Reference: An Introduction to Sieve Methods and Their Applications by
Alina Carmen Cojocaru and M. Ram Murty.
Best Answer
This may explain the answer to the first question: $$\sum_{n\leq x}\sum_{p^\alpha|n}=\sum_{n\leq x}\sum_{p^\alpha\cdot m=n}=\sum_{p^\alpha m\leq x}=\sum_{m\leq x}\sum_{p^\alpha\leq\frac{x}{m}}.$$ And for the third question, let's firstly observe: $$T(x)-2T\left(\frac{x}{2}\right)\leq\psi(x),$$ and then recall the estimate value of the left-hand side to get that $\psi(x)$ is bounded from below by $cx$ for some $c$. Finally, you want to discuss the growth of $\theta(x)-\psi(x)$ indeed. For that use $$\psi(x)=\sum_{n=1}^\infty\theta\left(x^\frac{1}{n}\right)=\theta(x)+\sum_{n=2}^{\log_2x}\theta\left(x^\frac{1}{n}\right)\leq$$ $$\leq\theta(x)+\sum_{n=2}^{\log_2x}\theta\left(\sqrt{x}\right)=\theta(x)+\mathcal{O}(\ln x\cdot\theta(\sqrt{x}))=$$ $$=\theta(x)+\mathcal{O}(\sqrt{x}\cdot\ln x),$$ where we used that $\theta(x)=0$ for $x<2$ and that $\theta(x)=\mathcal{O}(x)$ which we already know.

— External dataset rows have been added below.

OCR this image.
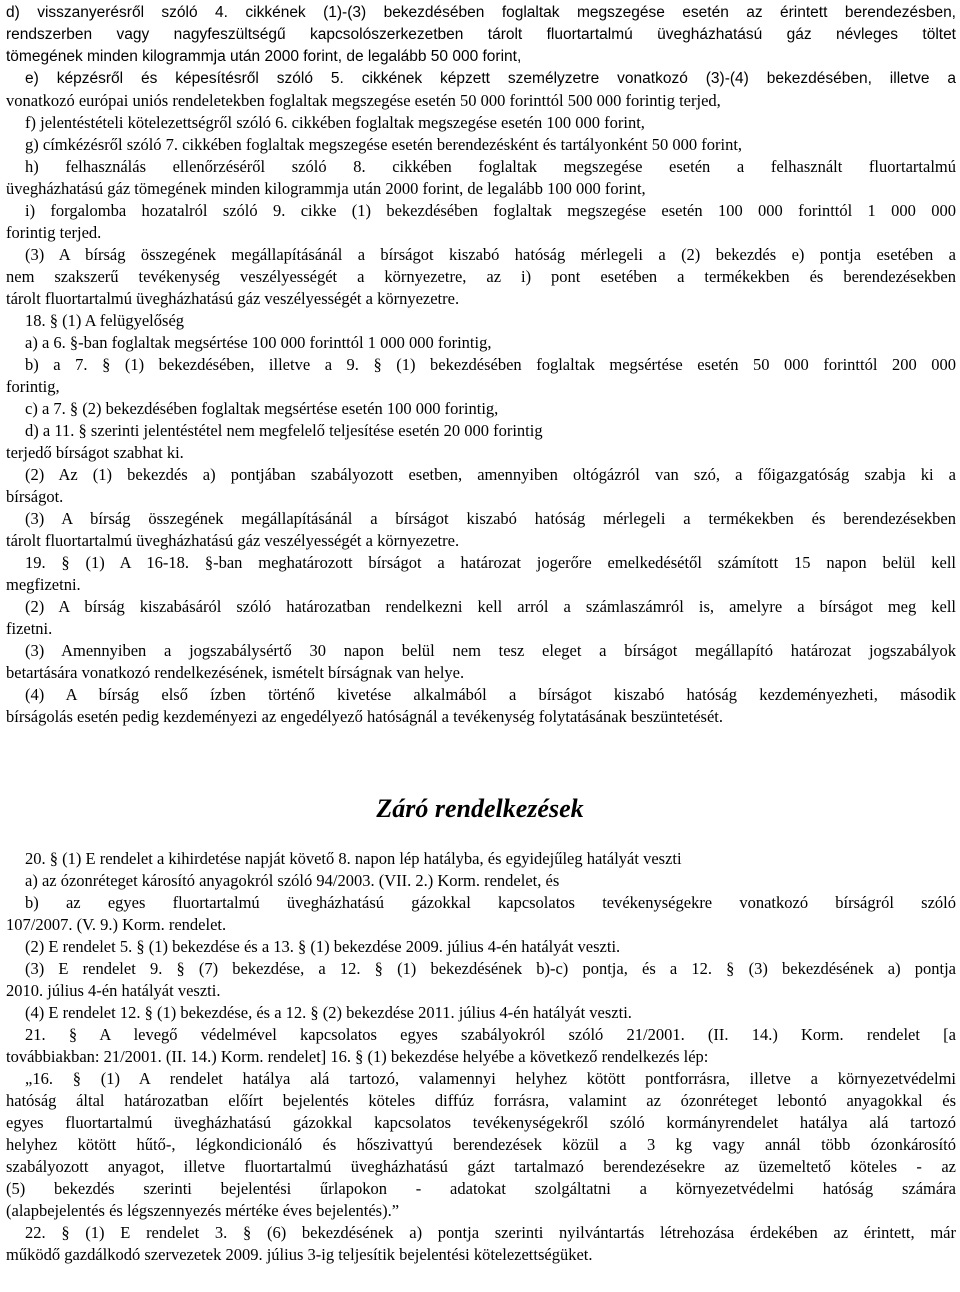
d) visszanyerésről szóló 4. cikkének (1)-(3) bekezdésében foglaltak megszegése esetén az érintett berendezésben,
rendszerben vagy nagyfeszültségű kapcsolószerkezetben tárolt fluortartalmú üvegházhatású gáz névleges töltet
tömegének minden kilogrammja után 2000 forint, de legalább 50 000 forint,
e) képzésről és képesítésről szóló 5. cikkének képzett személyzetre vonatkozó (3)-(4) bekezdésében, illetve a
vonatkozó európai uniós rendeletekben foglaltak megszegése esetén 50 000 forinttól 500 000 forintig terjed,
f) jelentéstételi kötelezettségről szóló 6. cikkében foglaltak megszegése esetén 100 000 forint,
g) címkézésről szóló 7. cikkében foglaltak megszegése esetén berendezésként és tartályonként 50 000 forint,
h) felhasználás ellenőrzéséről szóló 8. cikkében foglaltak megszegése esetén a felhasznált fluortartalmú
üvegházhatású gáz tömegének minden kilogrammja után 2000 forint, de legalább 100 000 forint,
i) forgalomba hozatalról szóló 9. cikke (1) bekezdésében foglaltak megszegése esetén 100 000 forinttól 1 000 000
forintig terjed.
(3) A bírság összegének megállapításánál a bírságot kiszabó hatóság mérlegeli a (2) bekezdés e) pontja esetében a
nem szakszerű tevékenység veszélyességét a környezetre, az i) pont esetében a termékekben és berendezésekben
tárolt fluortartalmú üvegházhatású gáz veszélyességét a környezetre.
18. § (1) A felügyelőség
a) a 6. §-ban foglaltak megsértése 100 000 forinttól 1 000 000 forintig,
b) a 7. § (1) bekezdésében, illetve a 9. § (1) bekezdésében foglaltak megsértése esetén 50 000 forinttól 200 000
forintig,
c) a 7. § (2) bekezdésében foglaltak megsértése esetén 100 000 forintig,
d) a 11. § szerinti jelentéstétel nem megfelelő teljesítése esetén 20 000 forintig
terjedő bírságot szabhat ki.
(2) Az (1) bekezdés a) pontjában szabályozott esetben, amennyiben oltógázról van szó, a főigazgatóság szabja ki a
bírságot.
(3) A bírság összegének megállapításánál a bírságot kiszabó hatóság mérlegeli a termékekben és berendezésekben
tárolt fluortartalmú üvegházhatású gáz veszélyességét a környezetre.
19. § (1) A 16-18. §-ban meghatározott bírságot a határozat jogerőre emelkedésétől számított 15 napon belül kell
megfizetni.
(2) A bírság kiszabásáról szóló határozatban rendelkezni kell arról a számlaszámról is, amelyre a bírságot meg kell
fizetni.
(3) Amennyiben a jogszabálysértő 30 napon belül nem tesz eleget a bírságot megállapító határozat jogszabályok
betartására vonatkozó rendelkezésének, ismételt bírságnak van helye.
(4) A bírság első ízben történő kivetése alkalmából a bírságot kiszabó hatóság kezdeményezheti, második
bírságolás esetén pedig kezdeményezi az engedélyező hatóságnál a tevékenység folytatásának beszüntetését.
Záró rendelkezések
20. § (1) E rendelet a kihirdetése napját követő 8. napon lép hatályba, és egyidejűleg hatályát veszti
a) az ózonréteget károsító anyagokról szóló 94/2003. (VII. 2.) Korm. rendelet, és
b) az egyes fluortartalmú üvegházhatású gázokkal kapcsolatos tevékenységekre vonatkozó bírságról szóló
107/2007. (V. 9.) Korm. rendelet.
(2) E rendelet 5. § (1) bekezdése és a 13. § (1) bekezdése 2009. július 4-én hatályát veszti.
(3) E rendelet 9. § (7) bekezdése, a 12. § (1) bekezdésének b)-c) pontja, és a 12. § (3) bekezdésének a) pontja
2010. július 4-én hatályát veszti.
(4) E rendelet 12. § (1) bekezdése, és a 12. § (2) bekezdése 2011. július 4-én hatályát veszti.
21. § A levegő védelmével kapcsolatos egyes szabályokról szóló 21/2001. (II. 14.) Korm. rendelet [a
továbbiakban: 21/2001. (II. 14.) Korm. rendelet] 16. § (1) bekezdése helyébe a következő rendelkezés lép:
„16. § (1) A rendelet hatálya alá tartozó, valamennyi helyhez kötött pontforrásra, illetve a környezetvédelmi
hatóság által határozatban előírt bejelentés köteles diffúz forrásra, valamint az ózonréteget lebontó anyagokkal és
egyes fluortartalmú üvegházhatású gázokkal kapcsolatos tevékenységekről szóló kormányrendelet hatálya alá tartozó
helyhez kötött hűtő-, légkondicionáló és hőszivattyú berendezések közül a 3 kg vagy annál több ózonkárosító
szabályozott anyagot, illetve fluortartalmú üvegházhatású gázt tartalmazó berendezésekre az üzemeltető köteles - az
(5) bekezdés szerinti bejelentési űrlapokon - adatokat szolgáltatni a környezetvédelmi hatóság számára
(alapbejelentés és légszennyezés mértéke éves bejelentés).”
22. § (1) E rendelet 3. § (6) bekezdésének a) pontja szerinti nyilvántartás létrehozása érdekében az érintett, már
működő gazdálkodó szervezetek 2009. július 3-ig teljesítik bejelentési kötelezettségüket.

Recall once again that $\theta(x)=\mathcal{O}(x)$ to get: $$\psi(x)=\theta(x)+\mathcal{O}(\sqrt{x}\cdot\ln x)=$$ $$=\mathcal{O}(x)+\mathcal{O}(\sqrt{x}\cdot\ln x)=\mathcal{O}(x).$$ To show that $\theta(x)$ is bounded from below by a linear function we use the difference with $\psi(x)$ which we got earlier to find: $$\theta(x)=\psi(x)-\mathcal{O}(\sqrt{x}\cdot\ln x)=\Omega(x)+\mathcal{O}(\sqrt{x}\cdot\ln x)=\Omega(x).$$ For detailed description of used notations, see this. It should be clear how each step was deduced.